I had the pleasure of visiting Bath Fashion Museum recently. In this post I’m going to share some of my photographs of the ‘treasures’ of the Fashion Museum.
You can read my earlier post on the special exhibition at the Fashion Museum, Royal Women: Public Life, Personal Style here.
Once again, a darkened exhibition with lighting reflecting off information boards on the opposite exhibition case caused me problems. Many of my pictures have been ‘ruined’ by the reflection marking a white rectangular box in the centre of an otherwise perfect shot. Mario Testino, I am not.
To enter the exhibition you head downstairs, I loved the glamour in the black and white framed pictures on the staircase.
The doeskin leather gauntlets (gloves of a triangular shape) are are believed to be King James I’s. However, they are unlikely to have been worn by King James when hunting, they are far too richly decorated and, according to the guide book, more likely to have been worn ceremonially.
Above left is a man’s embroidered shirt from the 1580s. It is one of the oldest pieces in the collection. Professional embroiderers, usually men in the sixteenth century, would have used a pattern from a contemporary pattern book.
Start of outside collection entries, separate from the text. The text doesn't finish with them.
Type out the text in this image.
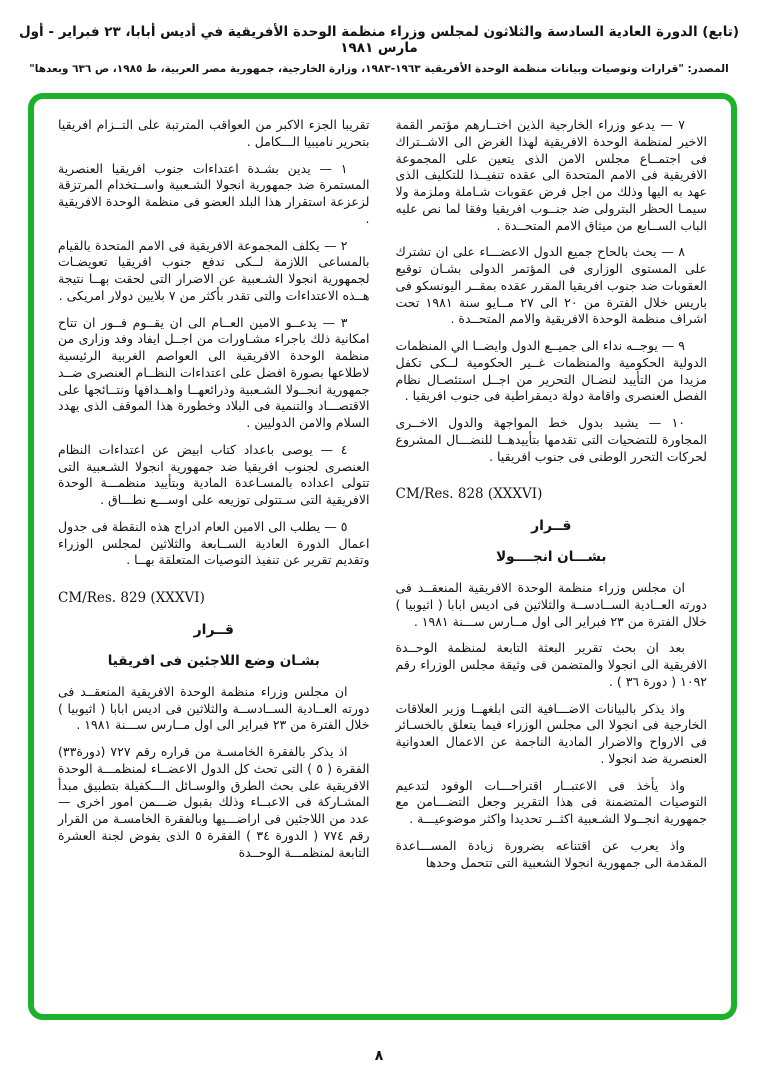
(تابع) الدورة العادية السادسة والثلاثون لمجلس وزراء منظمة الوحدة الأفريقية في أديس أبابا، ٢٣ فبراير - أول مارس ١٩٨١
المصدر: "قرارات وتوصيات وبيانات منظمة الوحدة الأفريقية ١٩٦٣-١٩٨٣، وزارة الخارجية، جمهورية مصر العربية، ط ١٩٨٥، ص ٦٣٦ وبعدها"
٧ — يدعو وزراء الخارجية الذين اختــارهم مؤتمر القمة الاخير لمنظمة الوحدة الافريقية لهذا الغرض الى الاشــتراك فى اجتمــاع مجلس الامن الذى يتعين على المجموعة الافريقية فى الامم المتحدة الى عقده تنفيــذا للتكليف الذى عهد به اليها وذلك من اجل فرض عقوبات شـاملة وملزمة ولا سيمـا الحظر البترولى ضد جنــوب افريقيا وفقا لما نص عليه الباب الســابع من ميثاق الامم المتحــدة .
٨ — يحث بالحاح جميع الدول الاعضـــاء على ان تشترك على المستوى الوزارى فى المؤتمر الدولى بشـان توقيع العقوبات ضد جنوب افريقيا المقرر عقده بمقــر اليونسكو فى باريس خلال الفترة من ٢٠ الى ٢٧ مــايو سنة ١٩٨١ تحت اشراف منظمة الوحدة الافريقية والامم المتحــدة .
٩ — يوجــه نداء الى جميــع الدول وايضــا الي المنظمات الدولية الحكومية والمنظمات غــير الحكومية لــكى تكفل مزيدا من التأييد لنضـال التحرير من اجــل استئصـال نظام الفصل العنصرى واقامة دولة ديمقراطية فى جنوب افريقيا .
١٠ — يشيد بدول خط المواجهة والدول الاخــرى المجاورة للتضحيات التى تقدمها بتأييدهــا للنضـــال المشروع لحركات التحرر الوطنى فى جنوب افريقيا .
CM/Res. 828 (XXXVI)
قــرار
بشـــان انجــــولا
ان مجلس وزراء منظمة الوحدة الافريقية المنعقــد فى دورته العــادية الســادســة والثلاثين فى اديس ابابا ( اثيوبيا ) خلال الفترة من ٢٣ فبراير الى اول مــارس ســـنة ١٩٨١ .
بعد ان بحث تقرير البعثة التابعة لمنظمة الوحــدة الافريقية الى انجولا والمتضمن فى وثيقة مجلس الوزراء رقم ١٠٩٢ ( دورة ٣٦ ) .
واذ يذكر بالبيانات الاضـــافية التى ابلغهــا وزير العلاقات الخارجية فى انجولا الى مجلس الوزراء فيما يتعلق بالخسـائر فى الارواح والاضرار المادية الناجمة عن الاعمال العدوانية العنصرية ضد انجولا .
واذ يأخذ فى الاعتبــار اقتراحـــات الوفود لتدعيم التوصيات المتضمنة فى هذا التقرير وجعل التضـــامن مع جمهورية انجــولا الشـعبية اكثــر تحديدا واكثر موضوعيـــة .
واذ يعرب عن اقتناعه بضرورة زيادة المســـاعدة المقدمة الى جمهورية انجولا الشعبية التى تتحمل وحدها
تقريبا الجزء الاكبر من العواقب المترتبة على التــزام افريقيا بتحرير ناميبيا الـــكامل .
١ — يدين بشـدة اعتداءات جنوب افريقيا العنصرية المستمرة ضد جمهورية انجولا الشـعبية واســتخدام المرتزقة لزعزعة استقرار هذا البلد العضو فى منظمة الوحدة الافريقية .
٢ — يكلف المجموعة الافريقية فى الامم المتحدة بالقيام بالمساعى اللازمة لــكى تدفع جنوب افريقيا تعويضـات لجمهورية انجولا الشـعبية عن الاضرار التى لحقت بهــا نتيجة هــذه الاعتداءات والتى تقدر بأكثر من ٧ بلايين دولار امريكى .
٣ — يدعــو الامين العــام الى ان يقــوم فــور ان تتاح امكانية ذلك باجراء مشـاورات من اجــل ايفاد وفد وزارى من منظمة الوحدة الافريقية الى العواصم الغربية الرئيسية لاطلاعها بصورة افضل على اعتداءات النظــام العنصرى ضــد جمهورية انجــولا الشـعبية وذرائعهــا واهــدافها ونتــائجها على الاقتصـــاد والتنمية فى البلاد وخطورة هذا الموقف الذى يهدد السلام والامن الدوليين .
٤ — يوصى باعداد كتاب ابيض عن اعتداءات النظام العنصرى لجنوب افريقيا ضد جمهورية انجولا الشـعبية التى تتولى اعداده بالمسـاعدة المادية وبتأييد منظمـــة الوحدة الافريقية التى سـتتولى توزيعه على اوســـع نطـــاق .
٥ — يطلب الى الامين العام ادراج هذه النقطة فى جدول اعمال الدورة العادية الســابعة والثلاثين لمجلس الوزراء وتقديم تقرير عن تنفيذ التوصيات المتعلقة بهــا .
CM/Res. 829 (XXXVI)
قــرار
بشـان وضع اللاجئين فى افريقيا
ان مجلس وزراء منظمة الوحدة الافريقية المنعقــد فى دورته العــادية الســادســة والثلاثين فى اديس ابابا ( اثيوبيا ) خلال الفترة من ٢٣ فبراير الى اول مــارس ســـنة ١٩٨١ .
اذ يذكر بالفقرة الخامسـة من قراره رقم ٧٢٧ (دورة٣٣) الفقرة ( ٥ ) التى تحث كل الدول الاعضــاء لمنظمـــة الوحدة الافريقية على بحث الطرق والوسـائل الـــكفيلة بتطبيق مبدأ المشـاركة فى الاعبــاء وذلك بقبول ضـــمن امور اخرى — عدد من اللاجئين فى اراضـــيها وبالفقرة الخامسـة من القرار رقم ٧٧٤ ( الدورة ٣٤ ) الفقرة ٥ الذى يفوض لجنة العشرة التابعة لمنظمـــة الوحــدة
٨
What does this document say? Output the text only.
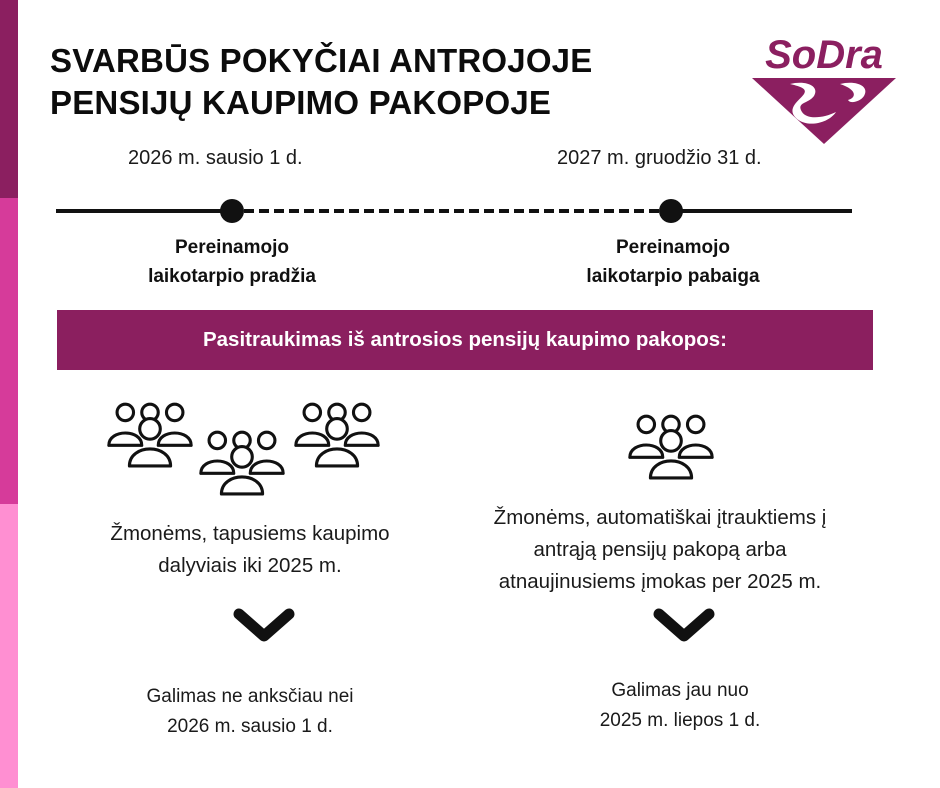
SVARBŪS POKYČIAI ANTROJOJE
PENSIJŲ KAUPIMO PAKOPOJE
SoDra
2026 m. sausio 1 d.	2027 m. gruodžio 31 d.
Pereinamojo
laikotarpio pradžia
Pereinamojo
laikotarpio pabaiga
Pasitraukimas iš antrosios pensijų kaupimo pakopos:
Žmonėms, tapusiems kaupimo
dalyviais iki 2025 m.
Žmonėms, automatiškai įtrauktiems į
antrąją pensijų pakopą arba
atnaujinusiems įmokas per 2025 m.
Galimas ne anksčiau nei
2026 m. sausio 1 d.
Galimas jau nuo
2025 m. liepos 1 d.
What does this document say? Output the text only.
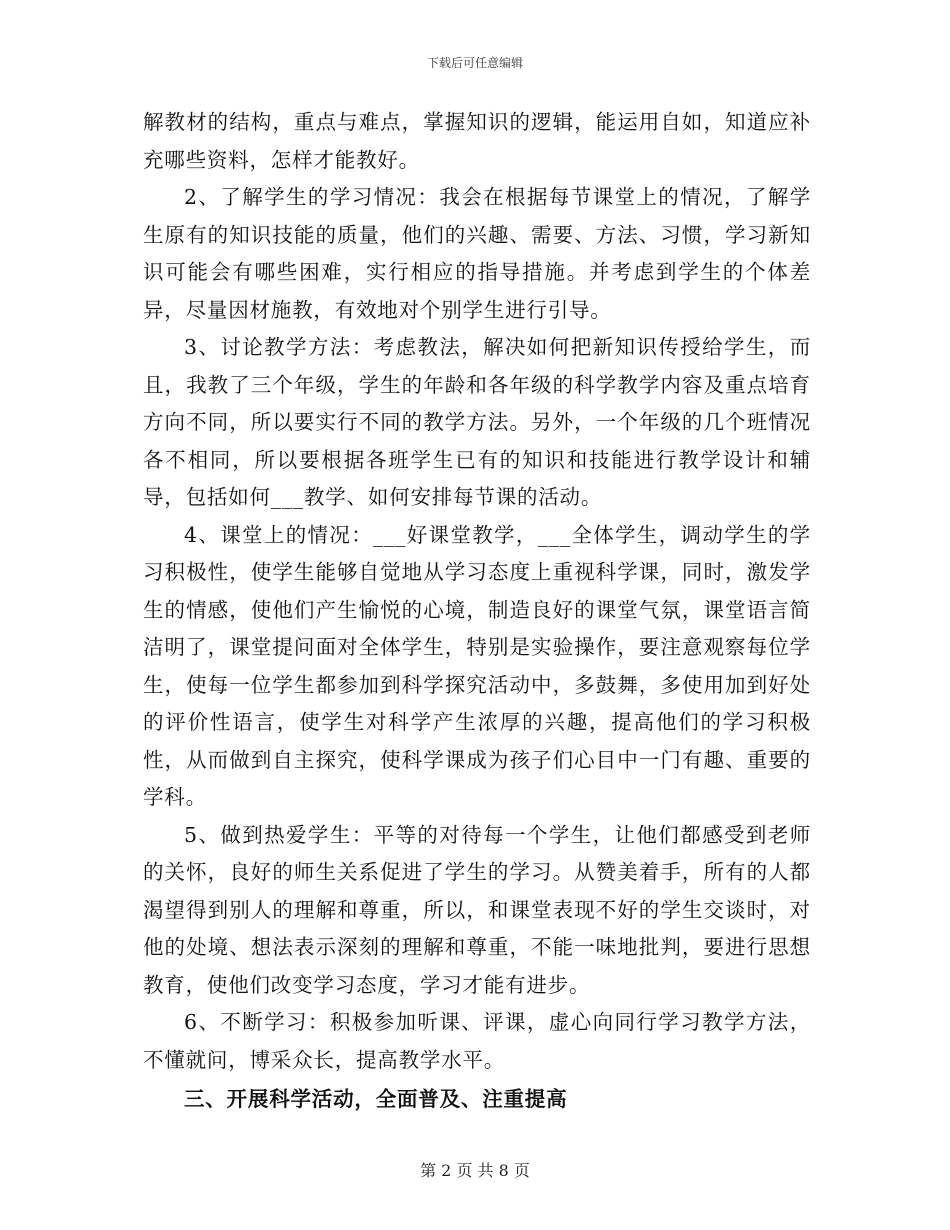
下载后可任意编辑

解教材的结构，重点与难点，掌握知识的逻辑，能运用自如，知道应补充哪些资料，怎样才能教好。

2、了解学生的学习情况：我会在根据每节课堂上的情况，了解学生原有的知识技能的质量，他们的兴趣、需要、方法、习惯，学习新知识可能会有哪些困难，实行相应的指导措施。并考虑到学生的个体差异，尽量因材施教，有效地对个别学生进行引导。

3、讨论教学方法：考虑教法，解决如何把新知识传授给学生，而且，我教了三个年级，学生的年龄和各年级的科学教学内容及重点培育方向不同，所以要实行不同的教学方法。另外，一个年级的几个班情况各不相同，所以要根据各班学生已有的知识和技能进行教学设计和辅导，包括如何___教学、如何安排每节课的活动。

4、课堂上的情况：___好课堂教学，___全体学生，调动学生的学习积极性，使学生能够自觉地从学习态度上重视科学课，同时，激发学生的情感，使他们产生愉悦的心境，制造良好的课堂气氛，课堂语言简洁明了，课堂提问面对全体学生，特别是实验操作，要注意观察每位学生，使每一位学生都参加到科学探究活动中，多鼓舞，多使用加到好处的评价性语言，使学生对科学产生浓厚的兴趣，提高他们的学习积极性，从而做到自主探究，使科学课成为孩子们心目中一门有趣、重要的学科。

5、做到热爱学生：平等的对待每一个学生，让他们都感受到老师的关怀，良好的师生关系促进了学生的学习。从赞美着手，所有的人都渴望得到别人的理解和尊重，所以，和课堂表现不好的学生交谈时，对他的处境、想法表示深刻的理解和尊重，不能一味地批判，要进行思想教育，使他们改变学习态度，学习才能有进步。

6、不断学习：积极参加听课、评课，虚心向同行学习教学方法，不懂就问，博采众长，提高教学水平。

三、开展科学活动，全面普及、注重提高

第 2 页 共 8 页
The embroidered jacket to the right is from the 1620s. The man’s nightcap, to the rear, is from the 1610s and would have been worn after a man had removed his wig. Following pattern books, nightcaps were embroidered by women in the home.
Above is an embroidered woman’s waistcoat from the 1700s. This would have been worn with a petticoat and open gown.
The open robe brocade-woven silk gown on the left is from the 1730s. It would have been worn with a petticoat. Large floral patterns were on trend. A decade later a closed robe was popular with Georgian women (centre). In the 1750s an open robe was again the popular choice worn with hooped petticoats beneath.
Top row pictures show a sack back dress from the 1770s. It is a brocade-woven silk gown, note the box pleats draping down the rear of the dress in the bottom picture. This would have been worn with side hoops.